We need to generate dummy or indicator variables for each value of race, and this is easily done using an extended version of the tabulate command:

tabulate race, gen(dum_race)

The above command creates three dummy variables, one for each race category.

It is useful to cross-tabulate the original race variable and the three derivative race dummies, using the tabulate command, to see for yourself that the variables were generated correctly:

tabulate race dum_race1
tabulate race dum_race2
tabulate race dum_race3

Step 3

Table 2 above shows summary statistics for only a subset of variables. To obtain these statistics, simply type summarize followed by the names of the variables for which you want summary statistics.

summarize age wage dum_race1 dum_race2 dum_race3 collgrad

Step 4

The naive way to insert these results into a table would be to copy the output displayed in the Stata results window and paste them in a word processor or spreadsheet. Stata offers a way to bypass this tedium.

First, install an add-on package called estout from Stata's servers. (Skip this step if estout is already installed on your computer.) Simply type

ssc install estout

Step 5

Modify the summarize command described in Step 3 by preceding it with the estpost command:

estpost summarize age wage dum_race1 dum_race2 dum_race3 collgrad

Store the calculated summary statistics in a macro using the eststo command. The macro can take on any name; let's call it summstats.

eststo summstats

Finally, print the statistics stored in summstats using the esttab command:

esttab summstats using table2.rtf, replace main(mean %6.2f) aux(sd)
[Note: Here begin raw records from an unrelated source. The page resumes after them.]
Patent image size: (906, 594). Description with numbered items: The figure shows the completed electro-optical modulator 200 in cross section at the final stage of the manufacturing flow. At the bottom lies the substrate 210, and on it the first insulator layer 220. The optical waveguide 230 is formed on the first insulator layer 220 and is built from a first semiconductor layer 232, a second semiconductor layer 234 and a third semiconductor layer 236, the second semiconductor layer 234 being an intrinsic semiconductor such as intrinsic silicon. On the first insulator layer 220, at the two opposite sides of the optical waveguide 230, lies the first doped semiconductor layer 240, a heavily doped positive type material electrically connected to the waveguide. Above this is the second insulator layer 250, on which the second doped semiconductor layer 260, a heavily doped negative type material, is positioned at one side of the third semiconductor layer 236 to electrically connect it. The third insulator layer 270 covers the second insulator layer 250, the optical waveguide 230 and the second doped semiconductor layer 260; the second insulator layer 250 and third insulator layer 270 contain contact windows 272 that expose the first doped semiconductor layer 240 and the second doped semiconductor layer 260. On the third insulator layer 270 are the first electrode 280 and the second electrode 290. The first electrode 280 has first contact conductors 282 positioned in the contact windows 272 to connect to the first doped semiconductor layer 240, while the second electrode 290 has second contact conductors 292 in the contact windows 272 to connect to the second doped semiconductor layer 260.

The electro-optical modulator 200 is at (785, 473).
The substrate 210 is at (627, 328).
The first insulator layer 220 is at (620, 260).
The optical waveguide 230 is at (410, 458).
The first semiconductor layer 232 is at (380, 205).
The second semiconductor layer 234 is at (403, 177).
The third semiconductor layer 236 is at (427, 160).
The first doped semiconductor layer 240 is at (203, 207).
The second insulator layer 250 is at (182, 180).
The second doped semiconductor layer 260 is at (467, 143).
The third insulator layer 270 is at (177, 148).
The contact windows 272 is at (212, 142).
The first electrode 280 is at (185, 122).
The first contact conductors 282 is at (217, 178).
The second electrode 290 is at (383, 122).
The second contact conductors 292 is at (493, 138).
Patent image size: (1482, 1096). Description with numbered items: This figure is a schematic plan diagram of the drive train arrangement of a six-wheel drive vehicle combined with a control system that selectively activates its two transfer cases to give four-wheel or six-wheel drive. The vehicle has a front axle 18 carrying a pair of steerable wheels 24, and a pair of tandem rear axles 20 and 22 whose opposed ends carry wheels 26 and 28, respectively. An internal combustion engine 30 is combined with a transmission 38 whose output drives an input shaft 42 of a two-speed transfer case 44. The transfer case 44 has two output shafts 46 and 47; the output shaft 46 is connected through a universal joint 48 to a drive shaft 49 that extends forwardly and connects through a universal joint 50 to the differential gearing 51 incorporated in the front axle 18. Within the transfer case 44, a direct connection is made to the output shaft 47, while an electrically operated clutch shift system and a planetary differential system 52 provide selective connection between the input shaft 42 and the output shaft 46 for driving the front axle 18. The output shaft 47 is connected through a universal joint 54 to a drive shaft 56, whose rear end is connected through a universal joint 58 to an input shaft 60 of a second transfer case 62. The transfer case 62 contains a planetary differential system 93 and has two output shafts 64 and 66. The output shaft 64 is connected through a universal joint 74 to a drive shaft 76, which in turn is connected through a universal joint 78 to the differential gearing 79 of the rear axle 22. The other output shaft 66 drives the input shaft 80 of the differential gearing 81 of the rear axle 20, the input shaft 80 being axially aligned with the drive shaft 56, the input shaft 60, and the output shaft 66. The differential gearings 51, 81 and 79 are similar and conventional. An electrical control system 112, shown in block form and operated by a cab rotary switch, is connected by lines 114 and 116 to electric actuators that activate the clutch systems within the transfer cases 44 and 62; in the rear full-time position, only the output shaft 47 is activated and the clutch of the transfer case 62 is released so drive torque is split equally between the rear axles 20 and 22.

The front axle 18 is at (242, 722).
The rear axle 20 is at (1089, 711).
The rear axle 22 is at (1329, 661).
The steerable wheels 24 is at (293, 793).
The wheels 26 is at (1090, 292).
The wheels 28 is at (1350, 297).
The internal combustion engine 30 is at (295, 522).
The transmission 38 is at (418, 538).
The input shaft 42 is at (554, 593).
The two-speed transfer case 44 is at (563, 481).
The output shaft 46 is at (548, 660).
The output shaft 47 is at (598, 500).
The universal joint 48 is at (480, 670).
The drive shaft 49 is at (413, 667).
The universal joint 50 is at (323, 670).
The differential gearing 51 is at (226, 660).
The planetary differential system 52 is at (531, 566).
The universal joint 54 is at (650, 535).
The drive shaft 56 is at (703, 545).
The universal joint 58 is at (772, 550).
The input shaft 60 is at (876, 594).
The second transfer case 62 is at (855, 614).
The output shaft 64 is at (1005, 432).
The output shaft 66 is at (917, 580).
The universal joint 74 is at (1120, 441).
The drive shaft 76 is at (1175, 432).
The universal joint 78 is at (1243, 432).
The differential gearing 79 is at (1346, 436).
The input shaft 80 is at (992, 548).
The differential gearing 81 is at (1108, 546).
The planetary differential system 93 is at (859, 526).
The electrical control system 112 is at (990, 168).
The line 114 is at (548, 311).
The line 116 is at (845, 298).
This produces a nice enough table. For a little more bells and whistles, refer to this do-file.

More...

What if you want the table of summary statistics to look like this?

Image for Table 4

That is, you need separate columns for various subsamples. The basic code is:

eststo summstats: estpost summarize age wage dum_race1 dum_race2 dum_race3 collgrad
eststo grad: estpost summarize age wage dum_race1 dum_race2 dum_race3 if collgrad==1
eststo nograd: estpost summarize age wage dum_race1 dum_race2 dum_race3 if collgrad==0
esttab summstats grad nograd using table4.rtf, replace main(mean %6.2f) aux(sd) mtitle("Full sample" "College graduates" "Non-college graduates")

What if you want to display standard deviations in their own columns?

Image for Table 4 with std dev in own column

esttab summstats grad nograd using table4.rtf, replace cell("mean sd") mtitle("Full sample" "College graduates" "Non-college graduates")

Refer to this do-file for more detail.

You can even display differences in means from t-tests, plus associated statistics like standard errors:

Image for Table 5

eststo groupdiff: estpost ttest age wage dum_race1 dum_race2 dum_race3, by(collgrad)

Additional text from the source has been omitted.